Monsieur X. indique à l’audience avoir tout perdu à la suite de ces propos diffamatoires.

Toutefois, faute d’élément permettant d’apprécier concrètement l’étendue du dommage et compte tenu de la publication par l’AFP, peu de temps après la diffusion de la dépêche litigieuse, d’un communiqué rectificatif, il conviendra de condamner Monsieur Y. à verser à Monsieur X., qui ne justifie que d’un préjudice de principe, un euro en réparation de son préjudice moral et la somme de 2.000 euros sur le fondement des dispositions de l’article 475-1 du Code de procédure pénale.

DÉCISION

Le tribunal, statuant publiquement, en premier ressort et par jugement contradictoire à l’égard de Monsieur Y. et Monsieur Z., prévenus (article 411 du code de procédure pénale), et de Monsieur X., partie civile (article 424 du code de procédure pénale) :

Renvoie Monsieur Z. des fins de la poursuite ;

Déclare Monsieur Y. coupable du délit de diffamation publique envers particulier, commis sur le territoire national le 15 janvier 2014, pour les propos suivants :

« L’entrepreneur soupçonné de s’être livré à des opérations de blanchiment d’argent en achetant des billets des matches du XV de France »,

« Cet homme d’affaires parisien, Monsieur X., propriétaire des entreprises Fanatik et Passion Events qui revendaient des places achetées à la Fédération Française pour ces matches, est également soupçonné d’avoir organisé d’importantes opérations d’escroqueries à la taxe carbone. »

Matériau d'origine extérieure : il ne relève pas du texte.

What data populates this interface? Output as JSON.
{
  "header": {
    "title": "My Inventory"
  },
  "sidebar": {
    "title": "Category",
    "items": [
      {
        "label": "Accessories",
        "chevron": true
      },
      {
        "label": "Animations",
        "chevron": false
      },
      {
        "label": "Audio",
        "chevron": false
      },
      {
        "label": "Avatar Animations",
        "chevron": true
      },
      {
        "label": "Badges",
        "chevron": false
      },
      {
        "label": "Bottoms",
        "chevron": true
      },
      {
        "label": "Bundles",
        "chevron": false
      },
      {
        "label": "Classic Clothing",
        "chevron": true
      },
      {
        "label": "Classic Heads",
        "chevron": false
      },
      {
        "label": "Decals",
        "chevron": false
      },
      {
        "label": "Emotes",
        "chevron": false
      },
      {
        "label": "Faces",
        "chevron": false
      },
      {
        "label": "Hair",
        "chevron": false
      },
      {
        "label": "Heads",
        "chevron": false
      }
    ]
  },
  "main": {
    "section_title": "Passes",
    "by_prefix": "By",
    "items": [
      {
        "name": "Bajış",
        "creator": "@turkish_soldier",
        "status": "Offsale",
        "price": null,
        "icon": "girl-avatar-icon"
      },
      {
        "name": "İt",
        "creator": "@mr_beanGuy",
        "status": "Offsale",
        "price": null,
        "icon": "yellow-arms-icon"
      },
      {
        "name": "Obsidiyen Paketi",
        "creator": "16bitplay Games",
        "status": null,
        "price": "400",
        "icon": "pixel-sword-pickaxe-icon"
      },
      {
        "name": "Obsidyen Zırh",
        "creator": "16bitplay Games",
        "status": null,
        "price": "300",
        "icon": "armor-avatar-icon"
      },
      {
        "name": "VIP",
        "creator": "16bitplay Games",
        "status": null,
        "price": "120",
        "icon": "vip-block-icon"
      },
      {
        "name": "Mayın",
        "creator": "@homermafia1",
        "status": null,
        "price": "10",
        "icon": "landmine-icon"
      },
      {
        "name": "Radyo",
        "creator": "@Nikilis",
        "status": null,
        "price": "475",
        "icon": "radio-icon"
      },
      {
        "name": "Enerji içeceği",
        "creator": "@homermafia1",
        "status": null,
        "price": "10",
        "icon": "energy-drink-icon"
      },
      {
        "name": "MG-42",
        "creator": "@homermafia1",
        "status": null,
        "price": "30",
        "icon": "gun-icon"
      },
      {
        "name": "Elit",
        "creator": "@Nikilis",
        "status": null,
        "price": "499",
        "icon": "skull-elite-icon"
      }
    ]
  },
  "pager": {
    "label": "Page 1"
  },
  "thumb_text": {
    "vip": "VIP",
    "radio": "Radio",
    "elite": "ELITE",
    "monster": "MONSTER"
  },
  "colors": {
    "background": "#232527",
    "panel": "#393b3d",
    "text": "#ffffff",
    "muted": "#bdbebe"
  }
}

Le relaxe pour le surplus des propos poursuivis au titre du délit de diffamation publique envers un particulier ;

En répression :

Condamné Monsieur Y. à la peine de CINQ CENTS EUROS (500€) d’amende ;

Vu les articles 132-29 à 132-34 du Code pénal :

Dit qu’il sera sursis totalement à l’exécution de cette peine dans les conditions prévues par ces articles ;

L’avertissement prévu à l’article 132-29 du code pénal n’a pu être donné au condamné absent au prononcé ;

Reçoit Monsieur X. en sa constitution de partie civile ;

Le déboute de ses demandes envers Monsieur Z. du fait de la relaxe prononcée ;

Condamne Monsieur Y. à payer à Monsieur X. UN EURO (1€) à titre de dommages et intérêts et la somme de DEUX MILLE EUROS (2000€) sur le fondement de l’article 475-1 du code de procédure pénale.

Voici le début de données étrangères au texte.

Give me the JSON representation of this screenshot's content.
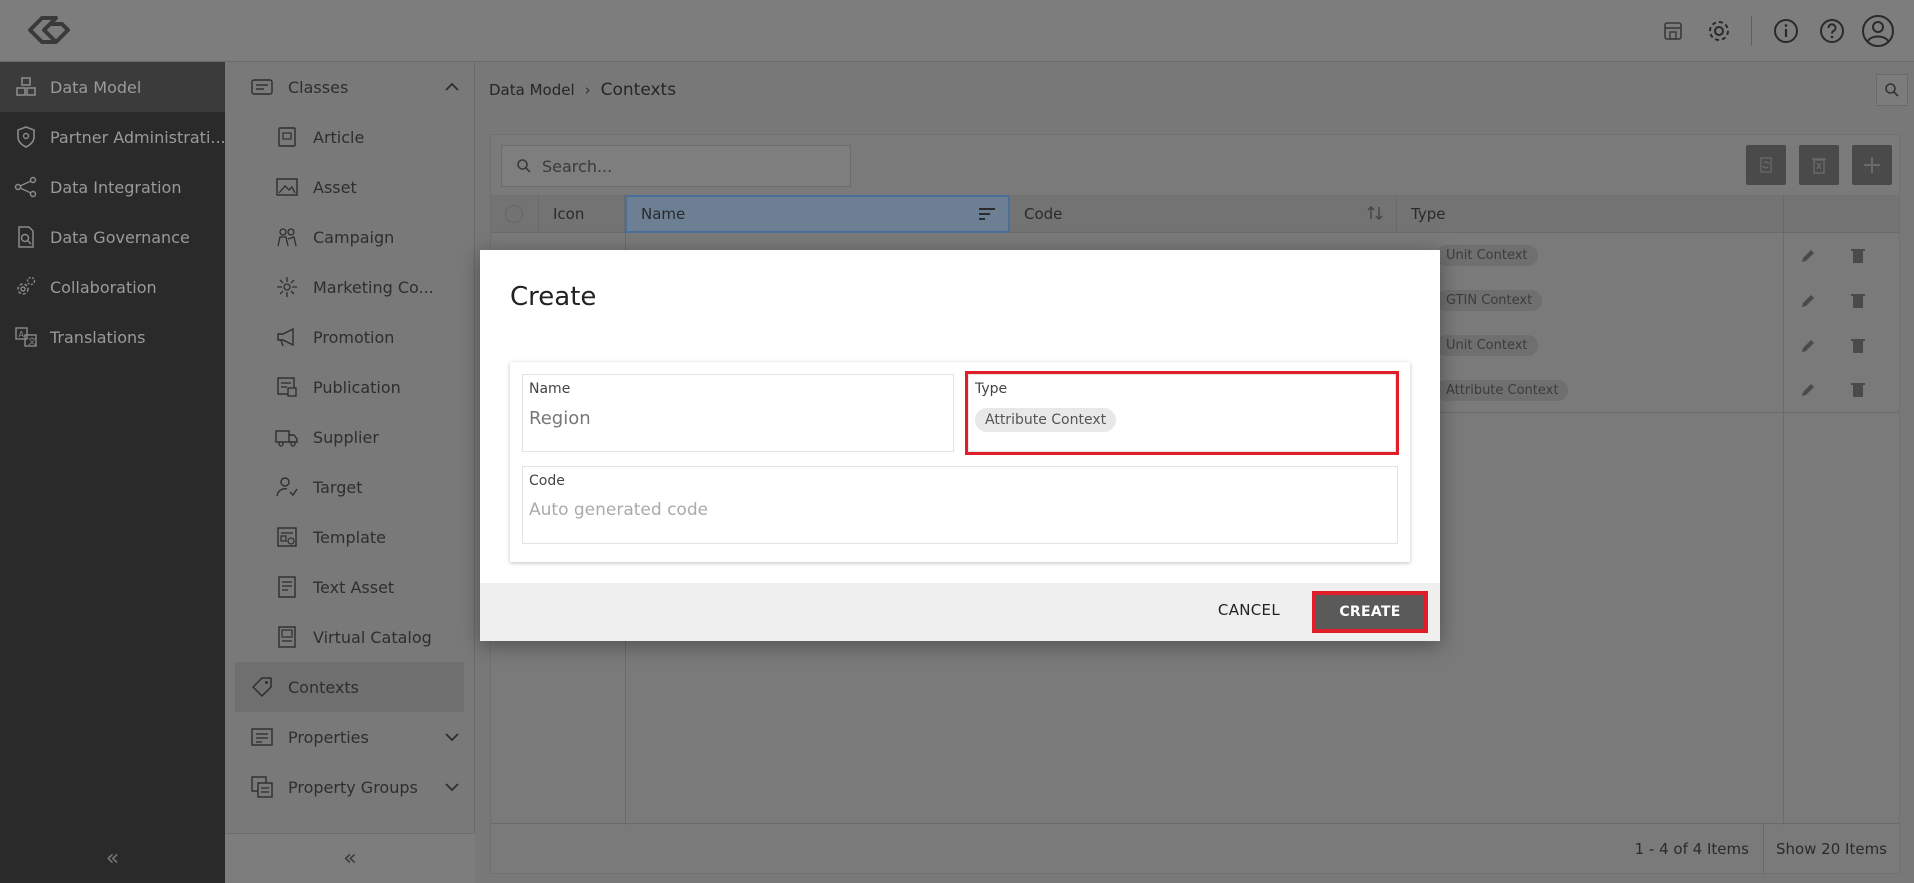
{
  "topbar": {
    "icons": [
      "store-icon",
      "gear-icon",
      "info-icon",
      "help-icon",
      "user-avatar-icon"
    ]
  },
  "leftnav": {
    "items": [
      {
        "label": "Data Model",
        "icon": "cubes-icon",
        "active": true
      },
      {
        "label": "Partner Administrati...",
        "icon": "shield-icon"
      },
      {
        "label": "Data Integration",
        "icon": "nodes-icon"
      },
      {
        "label": "Data Governance",
        "icon": "document-search-icon"
      },
      {
        "label": "Collaboration",
        "icon": "gears-icon"
      },
      {
        "label": "Translations",
        "icon": "translate-icon"
      }
    ],
    "collapse": "«"
  },
  "subnav": {
    "classes": {
      "label": "Classes",
      "expanded": true
    },
    "children": [
      {
        "label": "Article"
      },
      {
        "label": "Asset"
      },
      {
        "label": "Campaign"
      },
      {
        "label": "Marketing Co..."
      },
      {
        "label": "Promotion"
      },
      {
        "label": "Publication"
      },
      {
        "label": "Supplier"
      },
      {
        "label": "Target"
      },
      {
        "label": "Template"
      },
      {
        "label": "Text Asset"
      },
      {
        "label": "Virtual Catalog"
      }
    ],
    "contexts": {
      "label": "Contexts"
    },
    "properties": {
      "label": "Properties"
    },
    "property_groups": {
      "label": "Property Groups"
    },
    "collapse": "«"
  },
  "main": {
    "breadcrumb": {
      "root": "Data Model",
      "separator": "›",
      "current": "Contexts"
    },
    "search": {
      "placeholder": "Search..."
    },
    "table": {
      "columns": {
        "icon": "Icon",
        "name": "Name",
        "code": "Code",
        "type": "Type"
      },
      "rows": [
        {
          "type": "Unit Context"
        },
        {
          "type": "GTIN Context"
        },
        {
          "type": "Unit Context"
        },
        {
          "type": "Attribute Context"
        }
      ]
    },
    "footer": {
      "range": "1 - 4 of 4 Items",
      "page_size": "Show 20 Items"
    }
  },
  "modal": {
    "title": "Create",
    "name_field": {
      "label": "Name",
      "value": "Region"
    },
    "type_field": {
      "label": "Type",
      "value": "Attribute Context"
    },
    "code_field": {
      "label": "Code",
      "placeholder": "Auto generated code"
    },
    "cancel": "CANCEL",
    "create": "CREATE"
  },
  "colors": {
    "highlight": "#e11d2a",
    "leftnav_bg": "#2a2a2a",
    "create_bg": "#5a5a5a"
  }
}
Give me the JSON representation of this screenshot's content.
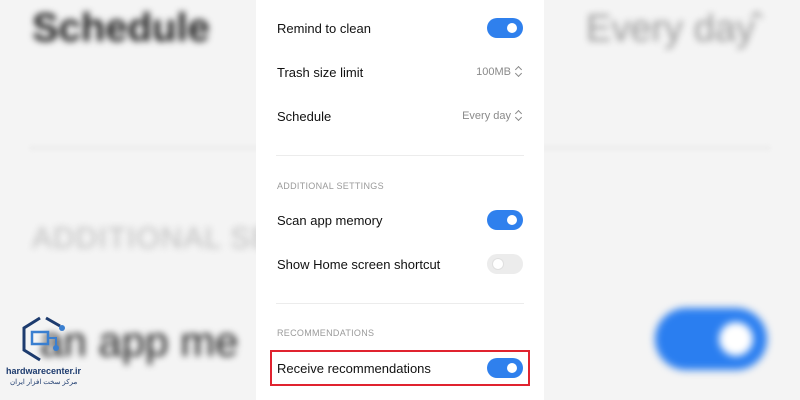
{
  "background": {
    "title": "Schedule",
    "schedule_value": "Every day",
    "section": "ADDITIONAL SETT",
    "row": "an app me"
  },
  "settings": {
    "remind": {
      "label": "Remind to clean",
      "enabled": true
    },
    "trash": {
      "label": "Trash size limit",
      "value": "100MB"
    },
    "schedule": {
      "label": "Schedule",
      "value": "Every day"
    },
    "additional_section": "ADDITIONAL SETTINGS",
    "scan": {
      "label": "Scan app memory",
      "enabled": true
    },
    "shortcut": {
      "label": "Show Home screen shortcut",
      "enabled": false
    },
    "recommendations_section": "RECOMMENDATIONS",
    "receive": {
      "label": "Receive recommendations",
      "enabled": true
    }
  },
  "colors": {
    "toggle_on": "#2f80ed",
    "toggle_off": "#ececec",
    "highlight": "#e0232f"
  },
  "watermark": {
    "name": "hardwarecenter.ir",
    "subtitle": "مرکز سخت افزار ایران"
  }
}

En application de l’article 1018 A du code général des impôts, la présente décision est assujettie à un droit fixe de procédure de 127 euros dont est redevable Monsieur Y.

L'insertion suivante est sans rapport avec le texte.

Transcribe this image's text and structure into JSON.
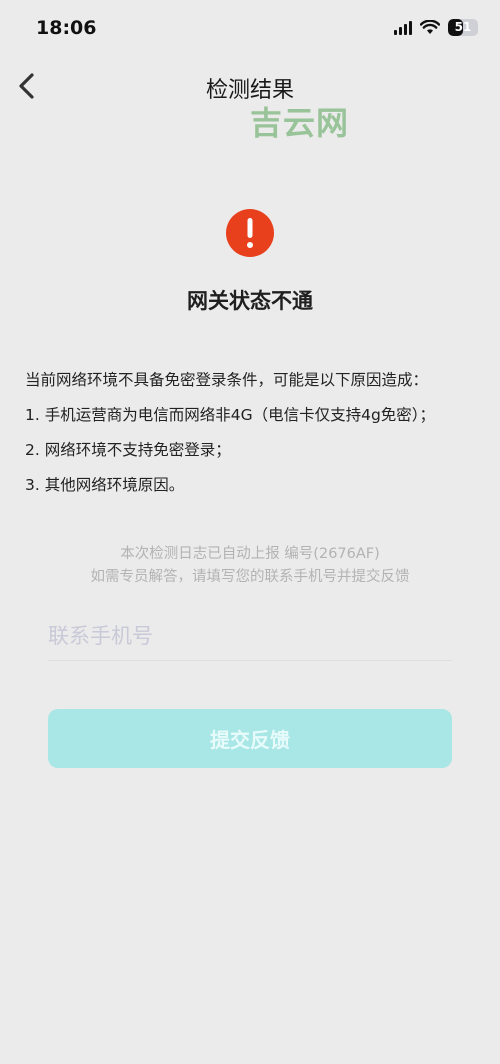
{
  "status_bar": {
    "time": "18:06",
    "battery_level": "51",
    "battery_fraction": 0.51
  },
  "nav": {
    "title": "检测结果",
    "back_icon": "chevron-left-icon"
  },
  "watermark": "吉云网",
  "alert": {
    "icon": "exclamation-circle-icon",
    "color": "#e8401d",
    "title": "网关状态不通"
  },
  "reasons": {
    "intro": "当前网络环境不具备免密登录条件，可能是以下原因造成：",
    "items": [
      "1. 手机运营商为电信而网络非4G（电信卡仅支持4g免密）；",
      "2. 网络环境不支持免密登录；",
      "3. 其他网络环境原因。"
    ]
  },
  "log_info": {
    "line1": "本次检测日志已自动上报 编号(2676AF)",
    "line2": "如需专员解答，请填写您的联系手机号并提交反馈"
  },
  "phone": {
    "value": "",
    "placeholder": "联系手机号"
  },
  "submit": {
    "label": "提交反馈",
    "color": "#a9e6e6"
  }
}
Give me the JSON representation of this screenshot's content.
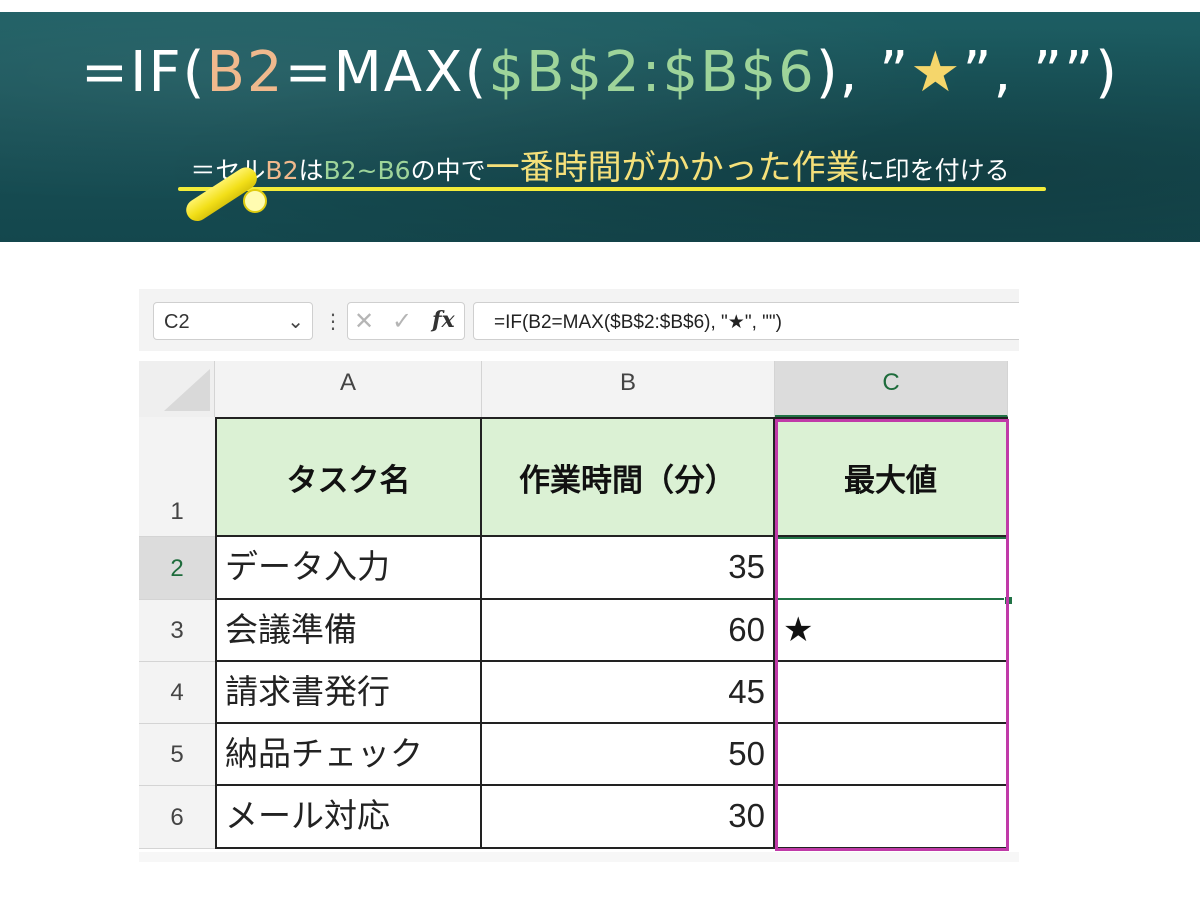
{
  "banner": {
    "formula": {
      "part1": "=IF(",
      "ref1": "B2",
      "part2": "=MAX(",
      "ref2": "$B$2:$B$6",
      "part3": "), ”",
      "star": "★",
      "part4": "”, ””)"
    },
    "desc": {
      "p1": "＝セル",
      "ref1": "B2",
      "p2": "は",
      "ref2": "B2~B6",
      "p3": "の中で",
      "emph": "一番時間がかかった作業",
      "p4": "に印を付ける"
    }
  },
  "formula_bar": {
    "name_box": "C2",
    "fx_label": "fx",
    "formula": "=IF(B2=MAX($B$2:$B$6), \"★\", \"\")"
  },
  "columns": [
    "A",
    "B",
    "C"
  ],
  "rows": [
    "1",
    "2",
    "3",
    "4",
    "5",
    "6"
  ],
  "table": {
    "headers": [
      "タスク名",
      "作業時間（分）",
      "最大値"
    ],
    "rows": [
      {
        "task": "データ入力",
        "minutes": "35",
        "max": ""
      },
      {
        "task": "会議準備",
        "minutes": "60",
        "max": "★"
      },
      {
        "task": "請求書発行",
        "minutes": "45",
        "max": ""
      },
      {
        "task": "納品チェック",
        "minutes": "50",
        "max": ""
      },
      {
        "task": "メール対応",
        "minutes": "30",
        "max": ""
      }
    ]
  },
  "colors": {
    "header_fill": "#dbf1d4",
    "highlight_border": "#c03aa8",
    "excel_green": "#217346",
    "chalkboard": "#1d5f64"
  }
}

Par le présent jugement le condamné est informé qu’en cas de paiement du droit fixe de procédure dans le délai d’un mois à compter de la date où il a eu connaissance du jugement, il bénéficie d’une diminution de 20% sur la totalité de la sommé à payer.

Il est également informé de la possibilité pour la partie civile, non éligible à la CIVI, de saisir le SARVI, s’il ne procède pas au paiement des dommages intérêts auxquels il a été condamné dans le délai de 2 mois à compter du jour où la décision est devenue définitive ;

et le présent jugement ayant été signé par le président et la greffière.